MLK Day: Lincoln Parish in Civil Rights Era


by T. Scott Boatright

 

As Martin Luther King Jr. and other civil rights activists’ were fighting for equality for all in the 1950s and ’60s, the struggle did not go unnoticed here in Lincoln Parish.

The late Ralph Waldo Emerson Jones, who served as president at what was then as Grambling College in those days, was a quiet force in the fight for civil rights as part of an interracial partnership — and, more importantly, friendship — that teamed to improve education for Blacks.

The Southwestern Louisiana Industrial Institute, now known as the University of Louisiana at Lafayette, was the first undergraduate institution in the South to peacefully integrate after a successful lawsuit that allowed the first black students to register for classes in the summer of 1954. By the fall, 80 black students were in attendance.

That institution’s president at that time was Joel L. Fletcher, who became friends with Jones in the late 1940s and early ’50s.

A paper that Fletcher developed in the early 1950s and now resides in the UL-Lafayette archives is titled “Some of the Needs in Negro Education in Louisiana,” and promoted greater investment in historically black colleges.

Files in the UL-Lafayette archives reflect Fletcher’s personal efforts in collecting data and information about Southern black high schools and black college campuses as far away as Virginia, indicating that he was invited to speak on the topic in early 1951 to the Rotary Club in Lake Charles, and that his research after that time showed his continuing interest in the topic.

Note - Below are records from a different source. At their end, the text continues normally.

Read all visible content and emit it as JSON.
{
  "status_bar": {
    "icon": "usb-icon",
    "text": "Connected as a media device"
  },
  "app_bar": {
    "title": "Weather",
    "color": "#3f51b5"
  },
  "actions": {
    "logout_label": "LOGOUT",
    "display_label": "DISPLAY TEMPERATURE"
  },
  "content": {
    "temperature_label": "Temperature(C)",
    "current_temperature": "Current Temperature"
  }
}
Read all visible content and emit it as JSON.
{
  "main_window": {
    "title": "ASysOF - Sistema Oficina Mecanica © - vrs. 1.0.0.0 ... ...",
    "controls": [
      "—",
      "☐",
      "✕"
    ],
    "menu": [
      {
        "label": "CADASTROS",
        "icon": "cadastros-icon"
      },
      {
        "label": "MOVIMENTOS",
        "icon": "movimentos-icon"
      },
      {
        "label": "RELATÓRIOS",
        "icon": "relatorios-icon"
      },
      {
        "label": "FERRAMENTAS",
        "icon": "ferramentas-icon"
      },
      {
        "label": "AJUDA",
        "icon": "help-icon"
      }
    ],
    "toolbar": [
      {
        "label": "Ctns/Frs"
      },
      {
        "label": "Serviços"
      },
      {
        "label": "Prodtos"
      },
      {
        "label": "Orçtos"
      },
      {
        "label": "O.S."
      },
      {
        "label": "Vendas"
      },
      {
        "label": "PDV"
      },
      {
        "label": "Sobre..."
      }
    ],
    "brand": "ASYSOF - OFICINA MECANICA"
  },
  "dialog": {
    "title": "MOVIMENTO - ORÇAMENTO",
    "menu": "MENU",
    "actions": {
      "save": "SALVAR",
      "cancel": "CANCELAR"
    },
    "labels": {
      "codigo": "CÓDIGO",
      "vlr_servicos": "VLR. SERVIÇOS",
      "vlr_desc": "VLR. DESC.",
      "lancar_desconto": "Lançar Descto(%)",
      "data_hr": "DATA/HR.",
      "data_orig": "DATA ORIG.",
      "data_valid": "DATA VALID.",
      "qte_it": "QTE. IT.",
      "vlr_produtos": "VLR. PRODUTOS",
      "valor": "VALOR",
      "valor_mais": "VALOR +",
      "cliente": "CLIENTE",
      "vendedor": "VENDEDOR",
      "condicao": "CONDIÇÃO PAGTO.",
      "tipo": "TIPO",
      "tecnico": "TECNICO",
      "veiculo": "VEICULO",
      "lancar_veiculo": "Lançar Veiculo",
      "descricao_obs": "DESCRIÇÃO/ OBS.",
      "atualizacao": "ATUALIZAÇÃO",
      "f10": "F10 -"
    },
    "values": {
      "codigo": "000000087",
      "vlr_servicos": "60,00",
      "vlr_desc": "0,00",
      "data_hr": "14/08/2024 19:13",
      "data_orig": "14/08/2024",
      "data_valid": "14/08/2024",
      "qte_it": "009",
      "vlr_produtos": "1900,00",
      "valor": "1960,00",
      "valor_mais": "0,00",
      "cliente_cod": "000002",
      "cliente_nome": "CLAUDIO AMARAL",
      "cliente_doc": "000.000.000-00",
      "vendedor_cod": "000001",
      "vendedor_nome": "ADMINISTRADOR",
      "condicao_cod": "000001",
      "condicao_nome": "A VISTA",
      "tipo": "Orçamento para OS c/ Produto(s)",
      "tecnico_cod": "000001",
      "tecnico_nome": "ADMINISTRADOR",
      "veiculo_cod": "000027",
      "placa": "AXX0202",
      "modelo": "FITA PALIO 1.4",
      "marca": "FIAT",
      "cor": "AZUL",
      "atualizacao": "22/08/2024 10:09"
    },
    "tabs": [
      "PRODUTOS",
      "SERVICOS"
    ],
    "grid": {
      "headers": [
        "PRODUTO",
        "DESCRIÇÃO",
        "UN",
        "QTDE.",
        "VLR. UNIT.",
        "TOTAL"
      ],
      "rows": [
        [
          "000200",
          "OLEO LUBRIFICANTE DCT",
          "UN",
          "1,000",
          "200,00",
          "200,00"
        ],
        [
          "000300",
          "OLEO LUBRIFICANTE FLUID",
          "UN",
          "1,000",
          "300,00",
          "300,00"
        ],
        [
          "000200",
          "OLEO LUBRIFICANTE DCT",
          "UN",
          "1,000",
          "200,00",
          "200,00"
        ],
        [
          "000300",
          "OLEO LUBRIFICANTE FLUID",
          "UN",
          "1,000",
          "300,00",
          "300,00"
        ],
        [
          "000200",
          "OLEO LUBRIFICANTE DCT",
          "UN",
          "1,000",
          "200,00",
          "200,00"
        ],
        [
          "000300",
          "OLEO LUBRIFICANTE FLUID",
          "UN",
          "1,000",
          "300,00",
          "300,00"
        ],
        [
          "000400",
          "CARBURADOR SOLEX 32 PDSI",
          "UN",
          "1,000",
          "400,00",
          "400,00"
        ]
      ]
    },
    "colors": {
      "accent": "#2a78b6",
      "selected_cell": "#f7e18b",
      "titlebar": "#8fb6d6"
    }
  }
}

In his 24-page paper, Fletcher made numerous mentions of Grambling, its successes in supporting public education in communities around the college, and its specific needs that were not being met by state funding. Those needs included better facilities, clinics to develop communication skills, trained librarians, greater opportunities for professional growth for teachers, workshops for principals, and more generous sabbatical leave.

At the bottom of a typewritten letter from Jones to Fletcher dated Oct. 9, 1950, letter to Fletcher, Jones added a handwritten message — “You are one of the best friends that I have.”

Lincoln Parish’s role in civil rights history had some darker moments, too.

According to a newspaper article written at the time, in the wee hours of July 17, 1965, John Wesley Wilder, a 32-year-old Black man, was outside a cafe in Ruston, Louisiana, with a group of other Black men when a patrolling Ruston Police officer reportedly heard “shouting and obscene language” from the group.

The officer reported Wilder when he got out of his car and asked what he was doing there. When the officer asked Wilder his name, Wilder reportedly refused to answer, as did another Black man, Billy Williams. The officer then attempted to arrest both men, both of whom he said had been drinking. 

As bystanders gathered to watch, the officer ultimately drew his pistol and fired five shots, fatally wounding Wilder. 

Circumstances involving the shooting were always disputed, but in the days following the shooting, the Ruston Police Department issued a statement saying that Wilder had attacked the officer while resisting arrest. The police department also said more than 100 bystanders had jeered and thrown rocks and bottles as the officer and another officer who arrived as backup.

An inquest by the Lincoln Parish Coroner ruled the killing a justifiable homicide, determining the officer had fired in self-defense. 

In the days following the shooting, black residents from both Grambling and Ruston held a series of mass meetings and a committee representing the two towns held a lengthy meeting with Ruston Mayor John  Perritt. 

Wilder’s brother Emzie Wilder released a statement through the Grambling College’s public information director saying numerous eyewitnesses saw the shooting, but none to his knowledge were asked to give testimony in the coroner’s inquest.

In 2008, the FBI initiated a review of the circumstances surrounding the victim’s death, pursuant to the Department of Justice’s “Cold Case” initiative and the “Emmett Till Unsolved Civil Rights Crime Act of 2007,” which charges the Department of Justice to investigate “violations of criminal civil rights statutes . . . result[ing] in death” that “occurred not later than December 31, 1969.” 

Three years later, the Civil Rights Division of the U.S. Department of Justice ruled that there was insufficient evidence of wrongdoing by the RPD office, citing that the case lacks prosecutive merit and officially closing it as of June 1, 2011.